Внезапно обличительный тон Торквемады сменился и снова стал безнадежным, горьким и пронзительно искренним:

– И мы окажемся бессильны… Ваши величества сами сегодня видели доказательство их «веры»: когда они думают, что их никто не видит, отступники не зажигают огня и соблюдают субботу! И не будет потом никому спасения. И они будут сидеть в наших дворцах, как сейчас во дворцах мавров сидим мы, и будут глумиться над Господом нашим, как глумились предки их, распявшие Его. Но как могу я, недостойная горсть праха, добавить что-то к предупреждению самого Господа: «Берегитесь закваски фарисейской и саддукейской!»

Тревога опять заныла под сердцем Изабеллы – там, где уже начал шевелиться ребенок. А Торквемада продолжал спокойно и проникновенно:

– Ваши кастильские величества, вы делаете для христианства поистине великое дело, такого еще не видела эта земля. Мы стоим на пороге нового, чистого, праведного мира, где не будет места похоти, стяжательству, извращениям, ереси, лжи, на пороге мира, о котором Господь говорил как о Царстве Небесном. Но как же возможен этот новый мир Божий на той земле, где грязными лужами стоит скверна прошлых веков, где среди нас живут еще чернокнижники и фарисеи, готовящие ножи, чтобы воткнуть их в доверчивую спину Кастильи? – Он опять сделал паузу, явно удовлетворенный произведенным эффектом. – Только Кастилья, сильная единой верой и неподкупными несгибаемыми пастырями, может сразить мавров и победить ересь…

Торквемада свято верил в то, что сейчас говорил. Он посмотрел на королеву. На этот раз она не отвела взгляда, искренность и убежденность приора убеждали ее абсолютно. Он и сам казался ей сейчас человеком из того нового, чистого мира, свободного от грехов прошлого, мира, создать который так хотелось в Кастилье и ей. Сейчас она видела, что ему известен путь туда.

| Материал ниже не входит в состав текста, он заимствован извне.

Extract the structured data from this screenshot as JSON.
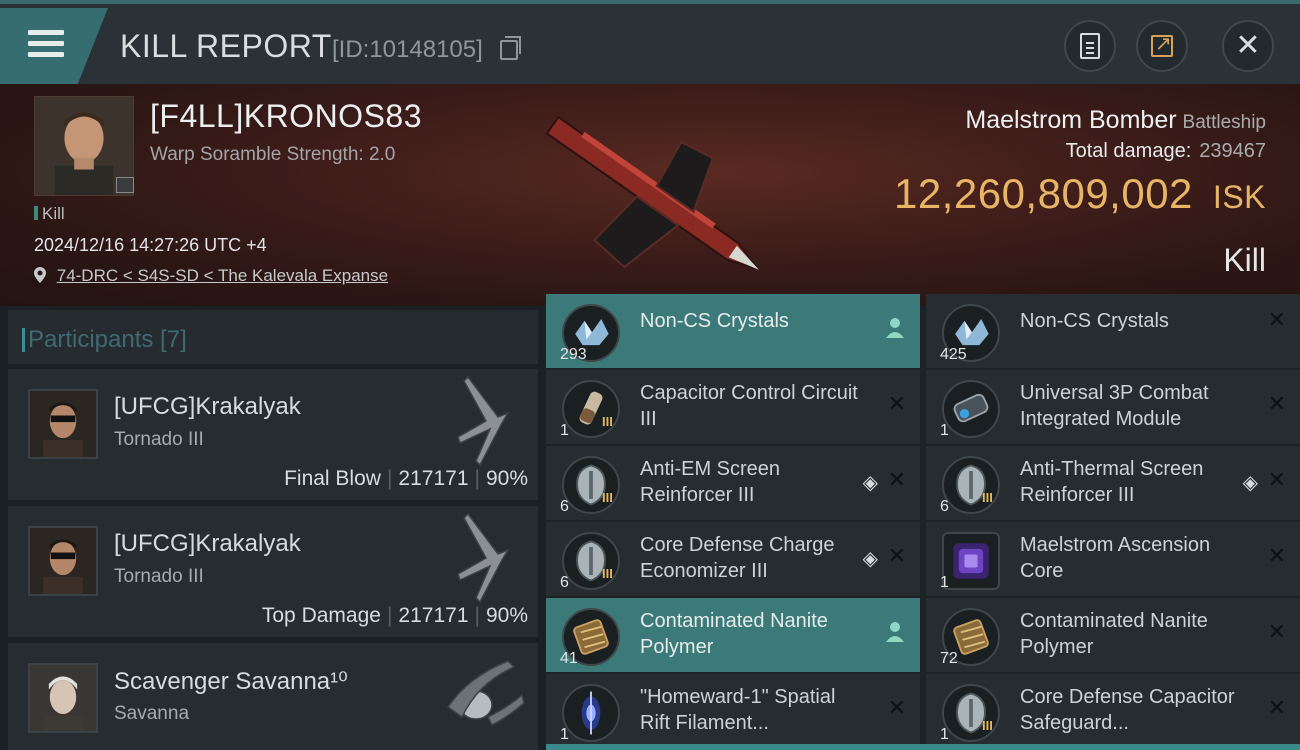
{
  "header": {
    "title": "KILL REPORT",
    "report_id": "[ID:10148105]"
  },
  "victim": {
    "name": "[F4LL]KRONOS83",
    "scramble": "Warp Soramble Strength: 2.0",
    "kill_tag": "Kill",
    "timestamp": "2024/12/16 14:27:26 UTC +4",
    "location": "74-DRC < S4S-SD < The Kalevala Expanse",
    "ship": "Maelstrom Bomber",
    "ship_class": "Battleship",
    "total_damage_label": "Total damage:",
    "total_damage": "239467",
    "isk_value": "12,260,809,002",
    "isk_unit": "ISK",
    "result": "Kill"
  },
  "participants": {
    "label": "Participants [7]",
    "rows": [
      {
        "name": "[UFCG]Krakalyak",
        "ship": "Tornado III",
        "role": "Final Blow",
        "damage": "217171",
        "percent": "90%"
      },
      {
        "name": "[UFCG]Krakalyak",
        "ship": "Tornado III",
        "role": "Top Damage",
        "damage": "217171",
        "percent": "90%"
      },
      {
        "name": "Scavenger Savanna¹⁰",
        "ship": "Savanna"
      }
    ]
  },
  "items": [
    {
      "name": "Non-CS Crystals",
      "qty": "293",
      "highlight": true
    },
    {
      "name": "Non-CS Crystals",
      "qty": "425"
    },
    {
      "name": "Capacitor Control Circuit III",
      "qty": "1",
      "tier": "III"
    },
    {
      "name": "Universal 3P Combat Integrated Module",
      "qty": "1"
    },
    {
      "name": "Anti-EM Screen Reinforcer III",
      "qty": "6",
      "tier": "III"
    },
    {
      "name": "Anti-Thermal Screen Reinforcer III",
      "qty": "6",
      "tier": "III"
    },
    {
      "name": "Core Defense Charge Economizer III",
      "qty": "6",
      "tier": "III"
    },
    {
      "name": "Maelstrom Ascension Core",
      "qty": "1"
    },
    {
      "name": "Contaminated Nanite Polymer",
      "qty": "41",
      "highlight": true
    },
    {
      "name": "Contaminated Nanite Polymer",
      "qty": "72"
    },
    {
      "name": "\"Homeward-1\" Spatial Rift Filament...",
      "qty": "1"
    },
    {
      "name": "Core Defense Capacitor Safeguard...",
      "qty": "1",
      "tier": "III"
    }
  ],
  "colors": {
    "accent": "#3b7a78",
    "isk": "#e8b566",
    "tier": "#e3b85d"
  }
}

– И какой же отец Торквемада предлагает выход? – спросил Фердинанд. Чуть насмешливо, стараясь скрыть беспокойство.

– «И спрашивал Его народ: что же нам делать? – поднял глаза вверх Торквемада, словно говоря сам с собой. Потом опустил голову, помолчал. И тихо продолжил: – Уже и секира при корне дерев лежит: всякое дерево, не приносящее доброго плода, срубают и… – Он сделал многозначительную паузу, в которой хорошо слышалось потрескивание дров в очаге —…бросают в огонь». [176]

И приор подал королю и королеве обстоятельный многостраничный меморандум.

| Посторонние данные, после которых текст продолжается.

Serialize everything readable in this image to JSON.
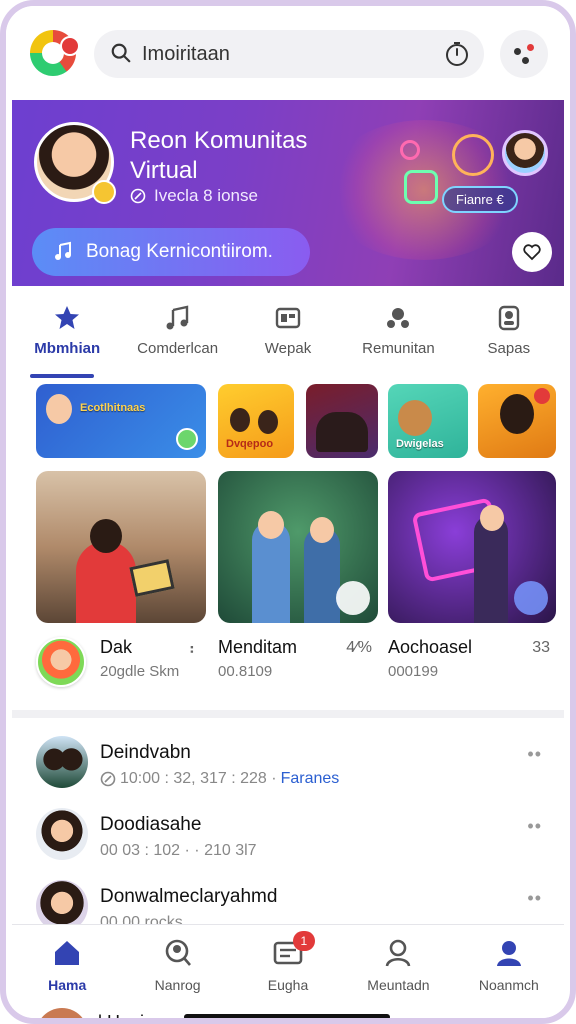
{
  "search": {
    "value": "Imoiritaan"
  },
  "hero": {
    "title": "Reon Komunitas Virtual",
    "meta": "Ivecla 8 ionse",
    "cta": "Bonag Kernicontiirom.",
    "tag": "Fianre €"
  },
  "tabs": [
    {
      "label": "Mbmhian"
    },
    {
      "label": "Comderlcan"
    },
    {
      "label": "Wepak"
    },
    {
      "label": "Remunitan"
    },
    {
      "label": "Sapas"
    }
  ],
  "stories": [
    {
      "text": "Ecotlhitnaas"
    },
    {
      "text": "Dvqepoo"
    },
    {
      "text": ""
    },
    {
      "text": "Dwigelas"
    },
    {
      "text": ""
    }
  ],
  "cards": [
    {
      "title": "Dak",
      "sub": "20gdle Skm",
      "stat": "⠆"
    },
    {
      "title": "Menditam",
      "sub": "00.8109",
      "stat": "4⁄%"
    },
    {
      "title": "Aochoasel",
      "sub": "000199",
      "stat": "33"
    }
  ],
  "list": [
    {
      "title": "Deindvabn",
      "sub": "10:00 : 32, 317 : 228 ·",
      "link": "Faranes"
    },
    {
      "title": "Doodiasahe",
      "sub": "00 03 : 102 · · 210 3l7",
      "link": ""
    },
    {
      "title": "Donwalmeclaryahmd",
      "sub": "00 00 rocks",
      "link": ""
    }
  ],
  "peek": {
    "text": "l Hunie..."
  },
  "nav": [
    {
      "label": "Hama"
    },
    {
      "label": "Nanrog"
    },
    {
      "label": "Eugha",
      "badge": "1"
    },
    {
      "label": "Meuntadn"
    },
    {
      "label": "Noanmch"
    }
  ],
  "colors": {
    "accent": "#3344b3",
    "hero_start": "#6d3fd0",
    "badge": "#e23a3a"
  }
}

Через месяц после этого разговора королеву осматривал доктор Бадос. Он прикладывал к ее быстро увеличивавшемуся животу трубку, закрывал глаза и слушал, как пульсировала в ней новая жизнь. Она с трепетом следила за его выражением лица.

– Ваше величество, я, конечно, могу ошибаться, как могут ошибаться и старые врачебные книги из Кордовы… Но, если верить им… и моему опыту, на этот раз у вашего величества будет наследник.

Королева села на кровати, притянула Бадоса за шею и от переполнившего ее счастья звонко чмокнула в щеку. Старый врач ошеломленно дотронулся до своей щеки. Он будет единственным мужчиной, кроме Фердинанда, которого целовала королева.

Вскоре после того разговора в Альказаре папа римский, по прошению Изабеллы и Фердинанда, издал буллу, учреждающую в Испании Святую Инквизицию. Де-юре.

Но король с королевой по какой-то – до сих пор многим непонятной – причине медлили с организацией Инквизиции де-факто – к вящему раздражению приора Торквемады, рвавшегося на борьбу с еретиками и вероотступниками.